The exit multiple is the valuation multiple applied to a business when its owner sells — the enterprise value at exit divided by the earnings base, mirroring the entry multiple but at the other end of the hold. A company sold for $400m on $40m of EBITDA exits at 10x.
In an LBO model, the exit multiple is one of the most consequential assumptions, because it converts the projected future earnings into a sale price and therefore drives a large share of the modeled return. Together with the entry multiple, it determines whether the deal benefits from a re-rating, suffers from compression, or simply rides earnings growth.
Unlike the entry multiple, which is fixed and known at close, the exit multiple is unknown until the sale actually happens. It depends on the market, the sector, and the appetite of the next buyer at that future moment — none of which the seller controls. It is, in effect, a forecast of someone else's willingness to pay.
How the exit multiple is set and used
In underwriting, the exit multiple is an assumption that has to be defended:
- Anchor to entry. The most common convention is to assume an exit multiple equal to or below the entry multiple, so the deal does not lean on a re-rating it cannot guarantee.
- Justify any expansion. If the model assumes a higher exit than entry, that uplift needs a concrete reason — greater scale, a better revenue mix, or a move to a higher-paying buyer universe.
- Apply to exit-year earnings. Multiply the projected EBITDA in the exit year by the assumed multiple to derive the gross sale value, then net debt to reach equity proceeds.
- Sensitize it. Because the return is so sensitive to this single input, models present returns across a band of exit multiples rather than a single figure.
The exit multiple is where optimism most easily creeps into a model, so the discipline is to keep it conservative and let growth and deleveraging carry the return.
Exit multiple in returns and terminal value
The exit multiple appears in two related places.
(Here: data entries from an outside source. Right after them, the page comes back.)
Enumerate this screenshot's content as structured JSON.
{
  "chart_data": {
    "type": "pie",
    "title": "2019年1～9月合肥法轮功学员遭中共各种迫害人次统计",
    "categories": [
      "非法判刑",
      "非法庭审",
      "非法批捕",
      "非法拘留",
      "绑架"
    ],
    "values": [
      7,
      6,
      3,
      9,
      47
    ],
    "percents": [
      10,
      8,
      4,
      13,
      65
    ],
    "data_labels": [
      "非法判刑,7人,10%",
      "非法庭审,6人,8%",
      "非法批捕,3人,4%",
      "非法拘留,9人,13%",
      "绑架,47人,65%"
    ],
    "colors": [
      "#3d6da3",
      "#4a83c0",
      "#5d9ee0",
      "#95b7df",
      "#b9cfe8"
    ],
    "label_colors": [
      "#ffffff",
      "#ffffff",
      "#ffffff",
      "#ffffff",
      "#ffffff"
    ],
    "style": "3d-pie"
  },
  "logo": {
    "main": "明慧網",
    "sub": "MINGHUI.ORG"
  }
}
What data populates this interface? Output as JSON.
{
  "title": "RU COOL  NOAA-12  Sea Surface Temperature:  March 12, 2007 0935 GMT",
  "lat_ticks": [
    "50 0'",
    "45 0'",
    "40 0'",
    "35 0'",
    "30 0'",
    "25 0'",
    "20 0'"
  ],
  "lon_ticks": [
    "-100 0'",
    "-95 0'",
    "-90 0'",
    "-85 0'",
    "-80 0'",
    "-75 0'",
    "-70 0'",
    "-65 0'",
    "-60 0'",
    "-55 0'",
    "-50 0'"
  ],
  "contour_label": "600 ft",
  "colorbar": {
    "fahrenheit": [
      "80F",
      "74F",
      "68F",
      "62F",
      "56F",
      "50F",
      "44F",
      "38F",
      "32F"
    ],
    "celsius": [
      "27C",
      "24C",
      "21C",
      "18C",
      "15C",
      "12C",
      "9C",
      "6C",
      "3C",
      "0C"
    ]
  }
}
In a private-equity return, the spread between exit and entry multiples is the multiple-arbitrage lever — expansion adds return, compression destroys it. In a DCF, the same idea appears as the terminal value, where an exit (or terminal) multiple is one accepted way to value the cash flows beyond the explicit forecast.
In both, the danger is identical: a small change in the assumed exit multiple swings the result far more than most operating assumptions do. The honest treatment is to underwrite conservatively, disclose the assumption, and show the answer across a range — because the deal that only works at a generous exit multiple is a deal that depends on the future being kinder than the present.